Kostis Sagonas kostis@REDACTED
Sun Jan 29 21:35:23 CET 2012


On 01/29/12 19:01, Matthew Evans wrote:
> Hi group,
>
> My understanding is that HiPE takes Erlang byte code beam files as the
> input to produce modified combined HiPE + byte code beam files.
>
> I'm thinking of using HiPE on a project. Unfortunately the build system
> is mixed, and I'd rather not go down the cross-compiler route. My
> question is - is there a way to create "HiPE targets" just from beam
> files on the target platform? The source will, obviously, not be
> available on the target platform.

I am not sure I understand your question well, but I'll give it a shot 
in answering it anyway.

Unlike BEAM byte code, the native code that the HiPE compiler generates 
has a very strong dependence on the specifics of the Erlang runtime 
system which is running the code.  This means that you cannot native 
compile the code using Erlang/OTP R-X and expect it to run on R-Y where 
X and Y are different. This holds even for minor revisions of the same 
major release (i.e. code compiled for R14B03 cannot run on R14B03.) 
Also obviously there is a strong dependency on the target architecture: 
i.e. you cannot compile code for an x86 and expect it to run on an ARM.

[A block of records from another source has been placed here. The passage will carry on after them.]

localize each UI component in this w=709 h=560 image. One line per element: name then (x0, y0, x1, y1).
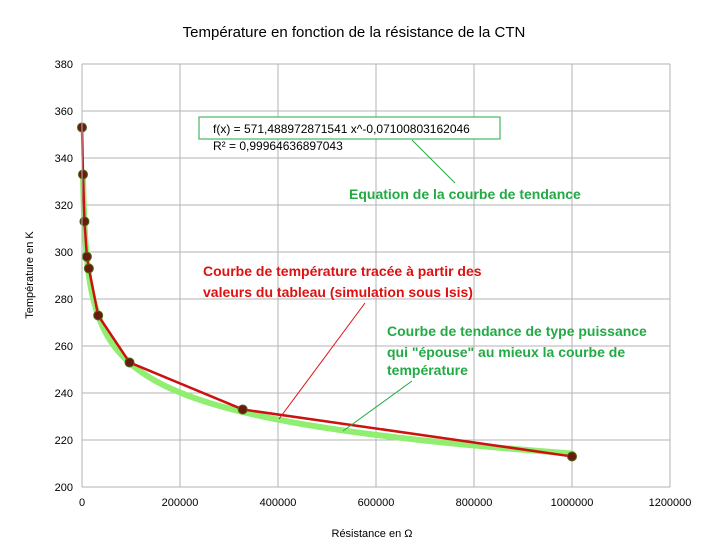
data-point (237, 404, 248, 415)
x-tick-label: 400000 (260, 497, 297, 509)
x-tick-label: 200000 (162, 497, 199, 509)
axes (81, 64, 670, 488)
annotation-measured-line1: Courbe de température tracée à partir de… (203, 263, 482, 279)
y-tick-label: 260 (55, 341, 73, 353)
trendline-layer (79, 171, 575, 457)
y-tick-label: 240 (55, 388, 73, 400)
y-tick-label: 340 (55, 153, 73, 165)
y-tick-label: 360 (55, 106, 73, 118)
equation-box (198, 116, 501, 140)
data-point (93, 310, 104, 321)
data-point (81, 251, 92, 262)
annotation-measured-line2: valeurs du tableau (simulation sous Isis… (203, 284, 473, 300)
tick-labels: 0 200000 400000 600000 800000 1000000 1200000 2… (55, 59, 692, 509)
x-tick-label: 600000 (358, 497, 395, 509)
x-tick-label: 0 (79, 497, 85, 509)
y-tick-label: 320 (55, 200, 73, 212)
data-point (77, 169, 88, 180)
annotation-trend-line3: température (387, 362, 468, 378)
x-tick-label: 1000000 (551, 497, 594, 509)
y-tick-label: 280 (55, 294, 73, 306)
x-tick-label: 800000 (456, 497, 493, 509)
y-tick-label: 300 (55, 247, 73, 259)
grid (82, 63, 671, 487)
annotation-equation: Equation de la courbe de tendance (349, 186, 581, 202)
y-tick-label: 220 (55, 435, 73, 447)
x-tick-label: 1200000 (649, 497, 692, 509)
annotation-trend-line2: qui "épouse" au mieux la courbe de (387, 344, 625, 360)
y-axis-label: Température en K (24, 231, 36, 319)
data-point (83, 263, 94, 274)
y-tick-label: 380 (55, 59, 73, 71)
x-axis-label: Résistance en Ω (332, 528, 413, 540)
annotation-trend-line1: Courbe de tendance de type puissance (387, 323, 647, 339)
data-point (567, 451, 577, 462)
data-point (124, 357, 135, 368)
equation-pointer-line (411, 139, 456, 184)
trend-r-squared: R² = 0,99964636897043 (213, 139, 343, 153)
series-layer (77, 122, 577, 462)
trend-pointer-line (342, 380, 413, 432)
data-point (79, 216, 90, 227)
trend-equation: f(x) = 571,488972871541 x^-0,07100803162… (213, 122, 470, 136)
y-tick-label: 200 (55, 482, 73, 494)
chart-title: Température en fonction de la résistance… (183, 24, 526, 41)
trend-line (79, 171, 575, 457)
measured-pointer-line (278, 302, 366, 420)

But you can compile your code natively and run it on another target if 
the machine that you compile in and the target machine are running 
exactly the same Erlang/OTP release and have the same underlying 
architecture. In this case you can use:

	erlc +native FILE.erl -o FILE.beam

and transfer these FILE.beam(s) on the target machine. I am pretty sure 
this works.

But what you can also do the following: compile the files to BEAM byte 
code and transfer these files to the target machine and then native 
compile these files on the fly (as part of the start of your 
application) by using something like the following:

	lists:foreach(fun (F) -> hipe:c(F) end, BEAM_FILES)

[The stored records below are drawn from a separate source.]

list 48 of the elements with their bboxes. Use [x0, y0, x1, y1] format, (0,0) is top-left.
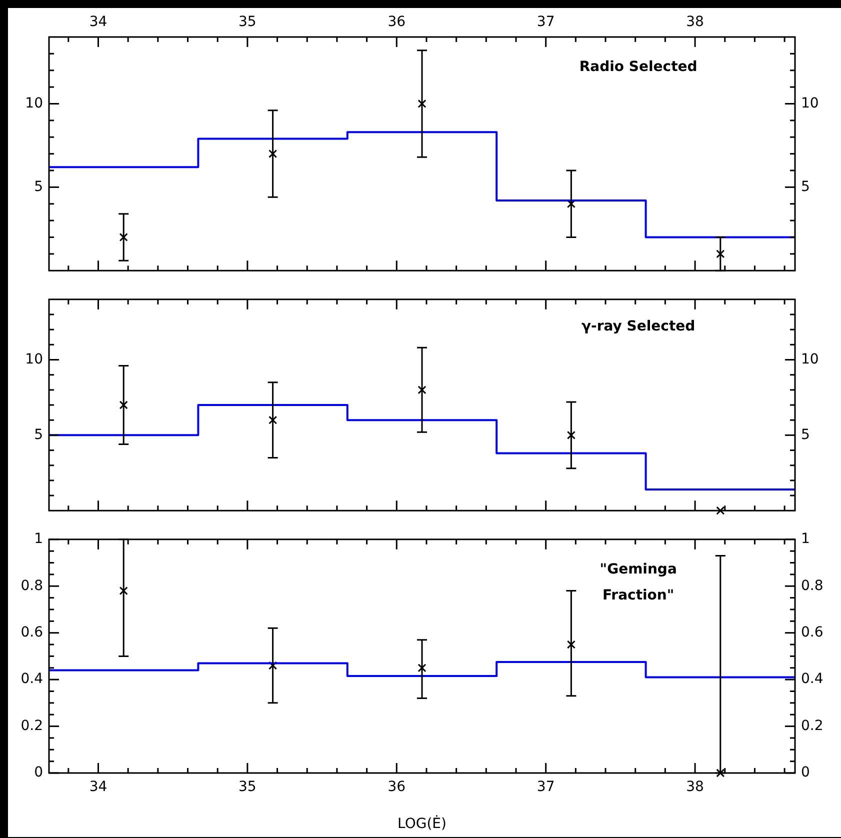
x2-tick-label: 34: [89, 14, 108, 30]
y-tick-label: 0.4: [20, 671, 44, 688]
x-tick-label: 34: [89, 779, 108, 796]
point: [119, 586, 128, 596]
point: [268, 661, 278, 670]
point: [119, 232, 128, 242]
annotation: γ-ray Selected: [582, 318, 696, 334]
x-tick-label: 36: [388, 779, 406, 796]
y2-tick-label: 0: [801, 764, 810, 781]
y2-tick-label: 0.2: [801, 718, 824, 734]
annotation: Radio Selected: [579, 59, 698, 76]
point: [418, 99, 426, 108]
y2-tick-label: 0.8: [801, 578, 824, 594]
point: [716, 250, 725, 258]
point: [716, 768, 725, 778]
y2-tick-label: 5: [801, 426, 810, 443]
point: [119, 400, 128, 410]
x-tick-label: 35: [238, 779, 256, 796]
y-tick-label: 10: [25, 351, 43, 368]
point: [566, 430, 576, 440]
x2-tick-label: 36: [388, 14, 406, 30]
point: [716, 506, 725, 515]
y2-tick-label: 10: [801, 95, 819, 112]
x2-tick-label: 38: [686, 14, 704, 30]
y-tick-label: 1: [34, 531, 43, 548]
y2-tick-label: 0.6: [801, 624, 824, 640]
x-tick-label: 38: [686, 779, 704, 796]
y2-tick-label: 10: [801, 351, 819, 368]
y2-tick-label: 5: [801, 178, 810, 195]
point: [566, 640, 576, 649]
point: [268, 416, 278, 424]
y-tick-label: 5: [34, 426, 43, 443]
point: [418, 664, 426, 672]
y2-tick-label: 1: [801, 531, 810, 548]
x2-tick-label: 35: [238, 14, 256, 30]
annotation: "Geminga Fraction": [600, 561, 677, 604]
y-tick-label: 0: [34, 764, 43, 781]
point: [418, 386, 426, 394]
y2-tick-label: 0.4: [801, 671, 824, 688]
x-axis-title: LOG(Ė): [398, 815, 446, 832]
x2-tick-label: 37: [536, 14, 555, 30]
y-tick-label: 0.8: [20, 578, 43, 594]
x-tick-label: 37: [536, 779, 555, 796]
y-tick-label: 0.2: [20, 718, 43, 734]
y-tick-label: 5: [34, 178, 43, 195]
y-tick-label: 0.6: [20, 624, 44, 640]
y-tick-label: 10: [25, 95, 43, 112]
point: [268, 150, 278, 158]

This will compile the BEAM files in memory, generate native code for 
them and load them in the running system. (Obviously, you can choose to 
compile only a subset of your files, perhaps only those that are time 
critical.)  There is obviously a small start up cost in doing this, but 
in most applications this should not be an issue.

Let me know how it goes.  We can continue this perhaps offline.